The absolute difference in votes between Khidasheli and Inashvili constituted only 559 votes. Votes cast at special precincts are counted at “mother” precincts, and vote counts at special precincts are published together with the “mother” precinct count. Hence, it is impossible to distinguish between the vote counts of the two. As the graph below shows, even if the results at the special precinct and its “mother” precinct were to be annulled, Khidasheli would be the likely winner. However, the margin of victory would have been only 87 votes. Clearly, every vote was significant for Khidasheli’s victory.
Note: The height of the bars corresponds to the number of votes for each candidate, the labels denote vote share. Percentages may not add up to 100% due to rounding error.

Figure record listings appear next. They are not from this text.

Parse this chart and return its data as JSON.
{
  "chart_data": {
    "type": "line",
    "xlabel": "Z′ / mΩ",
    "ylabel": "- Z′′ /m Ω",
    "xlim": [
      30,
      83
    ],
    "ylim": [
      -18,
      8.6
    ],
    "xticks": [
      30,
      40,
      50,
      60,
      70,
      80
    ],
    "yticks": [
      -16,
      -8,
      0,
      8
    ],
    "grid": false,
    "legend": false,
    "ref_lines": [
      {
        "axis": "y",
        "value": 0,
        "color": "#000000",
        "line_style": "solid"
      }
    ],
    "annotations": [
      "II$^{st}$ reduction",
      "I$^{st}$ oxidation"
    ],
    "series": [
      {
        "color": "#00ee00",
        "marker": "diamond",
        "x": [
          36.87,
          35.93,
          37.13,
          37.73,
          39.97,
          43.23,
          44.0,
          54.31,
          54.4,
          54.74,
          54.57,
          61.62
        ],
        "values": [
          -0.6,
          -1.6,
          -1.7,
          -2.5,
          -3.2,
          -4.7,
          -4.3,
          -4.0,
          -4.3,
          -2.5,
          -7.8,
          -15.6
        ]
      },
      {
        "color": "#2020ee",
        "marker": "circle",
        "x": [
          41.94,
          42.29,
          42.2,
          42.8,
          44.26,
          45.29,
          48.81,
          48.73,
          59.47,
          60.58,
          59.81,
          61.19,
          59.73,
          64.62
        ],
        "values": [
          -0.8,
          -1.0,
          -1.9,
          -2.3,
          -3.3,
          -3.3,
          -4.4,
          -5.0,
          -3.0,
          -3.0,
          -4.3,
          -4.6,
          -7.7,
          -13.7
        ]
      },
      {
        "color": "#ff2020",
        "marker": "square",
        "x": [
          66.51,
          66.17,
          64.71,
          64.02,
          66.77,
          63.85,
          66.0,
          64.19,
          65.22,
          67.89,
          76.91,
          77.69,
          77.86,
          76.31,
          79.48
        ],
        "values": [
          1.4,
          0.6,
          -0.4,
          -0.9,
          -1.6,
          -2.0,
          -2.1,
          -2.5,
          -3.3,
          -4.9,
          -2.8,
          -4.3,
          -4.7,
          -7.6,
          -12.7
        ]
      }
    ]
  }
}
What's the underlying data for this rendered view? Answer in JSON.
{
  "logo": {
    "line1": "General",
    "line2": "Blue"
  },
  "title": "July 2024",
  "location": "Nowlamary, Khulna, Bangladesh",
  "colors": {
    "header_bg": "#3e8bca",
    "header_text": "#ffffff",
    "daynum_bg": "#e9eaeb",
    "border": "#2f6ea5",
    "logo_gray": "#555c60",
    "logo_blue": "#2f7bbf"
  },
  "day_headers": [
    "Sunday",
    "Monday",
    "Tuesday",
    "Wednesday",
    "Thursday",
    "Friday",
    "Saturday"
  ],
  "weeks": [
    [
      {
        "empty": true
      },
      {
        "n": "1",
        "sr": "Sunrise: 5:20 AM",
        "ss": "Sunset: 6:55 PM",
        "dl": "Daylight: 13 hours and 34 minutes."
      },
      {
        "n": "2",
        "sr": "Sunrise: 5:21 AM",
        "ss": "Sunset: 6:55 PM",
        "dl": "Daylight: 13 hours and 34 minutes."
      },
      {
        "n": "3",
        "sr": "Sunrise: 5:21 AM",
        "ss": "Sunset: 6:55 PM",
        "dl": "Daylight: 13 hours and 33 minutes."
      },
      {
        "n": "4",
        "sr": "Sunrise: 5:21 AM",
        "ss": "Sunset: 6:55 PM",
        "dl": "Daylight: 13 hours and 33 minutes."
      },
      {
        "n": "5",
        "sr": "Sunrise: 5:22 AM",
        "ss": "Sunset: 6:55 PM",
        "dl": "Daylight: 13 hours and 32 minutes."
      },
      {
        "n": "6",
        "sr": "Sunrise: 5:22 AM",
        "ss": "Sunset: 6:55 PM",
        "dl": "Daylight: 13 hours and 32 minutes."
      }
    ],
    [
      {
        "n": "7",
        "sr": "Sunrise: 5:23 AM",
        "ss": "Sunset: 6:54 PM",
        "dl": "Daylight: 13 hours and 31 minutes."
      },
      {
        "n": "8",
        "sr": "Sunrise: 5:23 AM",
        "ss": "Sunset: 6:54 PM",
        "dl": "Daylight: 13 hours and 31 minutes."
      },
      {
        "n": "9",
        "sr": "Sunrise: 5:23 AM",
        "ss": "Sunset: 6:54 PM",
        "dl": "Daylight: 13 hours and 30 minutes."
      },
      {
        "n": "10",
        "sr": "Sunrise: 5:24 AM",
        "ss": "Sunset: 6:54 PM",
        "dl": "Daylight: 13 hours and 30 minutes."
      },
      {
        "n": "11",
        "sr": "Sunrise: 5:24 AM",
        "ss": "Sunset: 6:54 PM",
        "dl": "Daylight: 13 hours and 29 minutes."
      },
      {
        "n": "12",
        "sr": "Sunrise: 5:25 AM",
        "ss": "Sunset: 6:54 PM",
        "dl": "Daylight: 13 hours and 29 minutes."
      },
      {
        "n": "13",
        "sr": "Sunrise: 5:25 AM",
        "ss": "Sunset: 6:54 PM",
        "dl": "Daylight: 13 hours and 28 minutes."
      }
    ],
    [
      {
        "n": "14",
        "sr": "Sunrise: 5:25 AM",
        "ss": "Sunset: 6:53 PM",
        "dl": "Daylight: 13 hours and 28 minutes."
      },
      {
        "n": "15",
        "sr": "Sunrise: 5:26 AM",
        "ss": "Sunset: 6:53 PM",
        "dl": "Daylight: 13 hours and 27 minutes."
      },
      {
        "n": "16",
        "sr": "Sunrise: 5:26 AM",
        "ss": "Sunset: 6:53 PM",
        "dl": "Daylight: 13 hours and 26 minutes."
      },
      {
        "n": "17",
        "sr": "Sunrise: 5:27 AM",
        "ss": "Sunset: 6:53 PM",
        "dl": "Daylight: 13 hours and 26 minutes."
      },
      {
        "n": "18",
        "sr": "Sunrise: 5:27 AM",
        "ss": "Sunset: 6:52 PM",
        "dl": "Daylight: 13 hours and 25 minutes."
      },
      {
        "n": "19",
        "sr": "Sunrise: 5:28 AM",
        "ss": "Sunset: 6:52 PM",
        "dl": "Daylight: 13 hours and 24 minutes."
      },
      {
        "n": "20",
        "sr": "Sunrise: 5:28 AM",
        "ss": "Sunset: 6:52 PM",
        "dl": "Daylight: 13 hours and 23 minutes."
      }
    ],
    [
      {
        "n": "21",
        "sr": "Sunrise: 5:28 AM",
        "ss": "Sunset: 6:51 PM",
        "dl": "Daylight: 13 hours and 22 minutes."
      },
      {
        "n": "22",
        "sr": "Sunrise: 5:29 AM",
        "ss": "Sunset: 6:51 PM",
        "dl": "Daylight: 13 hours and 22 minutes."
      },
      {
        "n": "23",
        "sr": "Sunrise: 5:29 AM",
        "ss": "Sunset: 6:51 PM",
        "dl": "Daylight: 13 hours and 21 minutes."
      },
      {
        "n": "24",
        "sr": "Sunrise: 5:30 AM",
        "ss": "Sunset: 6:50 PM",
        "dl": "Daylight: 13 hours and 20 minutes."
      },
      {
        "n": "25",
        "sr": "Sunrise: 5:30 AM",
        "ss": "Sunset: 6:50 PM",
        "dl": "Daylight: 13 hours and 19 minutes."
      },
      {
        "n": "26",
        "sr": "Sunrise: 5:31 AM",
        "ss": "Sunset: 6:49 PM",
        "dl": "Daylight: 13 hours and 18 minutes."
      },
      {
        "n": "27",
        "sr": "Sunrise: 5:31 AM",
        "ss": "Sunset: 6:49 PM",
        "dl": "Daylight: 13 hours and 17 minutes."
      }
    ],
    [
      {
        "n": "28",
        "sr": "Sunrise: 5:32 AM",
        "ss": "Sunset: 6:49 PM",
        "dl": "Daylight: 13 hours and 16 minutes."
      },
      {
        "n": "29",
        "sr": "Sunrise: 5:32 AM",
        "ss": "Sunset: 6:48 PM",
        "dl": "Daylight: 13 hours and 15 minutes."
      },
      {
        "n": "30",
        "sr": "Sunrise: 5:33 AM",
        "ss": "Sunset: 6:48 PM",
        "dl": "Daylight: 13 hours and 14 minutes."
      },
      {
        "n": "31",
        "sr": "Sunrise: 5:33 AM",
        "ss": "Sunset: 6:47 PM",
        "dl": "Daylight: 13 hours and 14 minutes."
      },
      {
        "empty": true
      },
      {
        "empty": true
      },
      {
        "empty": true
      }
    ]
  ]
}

Voting patterns in Georgia differ across location, ethnicity and religious denomination. Eighty percent of Sagarejo’s population lives in rural areas, and about forty percent are ethnic Azerbaijanis. Historically, ethnic minority votes in Georgia constitute an important source of electoral support for ruling political parties. Looking at the demographic peculiarities of the Sagarejo by-elections gives interesting insights into the voting behavior of municipality residents.
The graph below shows election results disaggregated by settlement type. In urban areas, Inashvili won decisively. The race was relatively close in Georgian villages, but again the opposition candidate came out on top. In Azerbaijani precincts, the Republican candidate overwhelmed her opponent.
Note: The height of the bars corresponds to the count number of votes for each candidate, the labels denote vote share received in each settlement. Percentages may not add up to 100% due to rounding error.
While the chart above shows that votes from Azerbaijani villages were decisive for the victory of Tamar Khidasheli, when comparing the geographic and demographic peculiarities of each candidate’s supporters, it is clear that the socio-demographic make-up of Khidasheli’s voters was similar to that of participating voters overall. On the other hand, urban voters and voters from Georgian villages disproportionately supported Inashvili.
It can be argued that the victory of the ruling coalition candidate in the Sagarejo elections was largely a result of the support of ethnic Azerbaijani voters, whilst Inashvili’s supporters were mainly ethnic Georgians. This finding isn’t all that surprising, and follows a general pattern from Georgian elections past: Azerbaijanis in Sagarejo municipality almost always support the government. In 2012 parliamentary elections, the United National Movement gained 83% of votes in Azerbaijani villages, whilst in Georgian settlements the party barely won one third of votes. A year later, the Azerbaijani population of Sagarejo voted overwhelmingly (58%) for the presidential candidate of the new government.
The victory of the government-endorsed candidate in Sagarejo by-elections was mostly influenced not by the special precinct, but by the support of the municipality’s ethnic Azerbaijani population. As in the past, in the 2016 parliamentary elections, ethnic minority support for the ruling party is likely to be significant.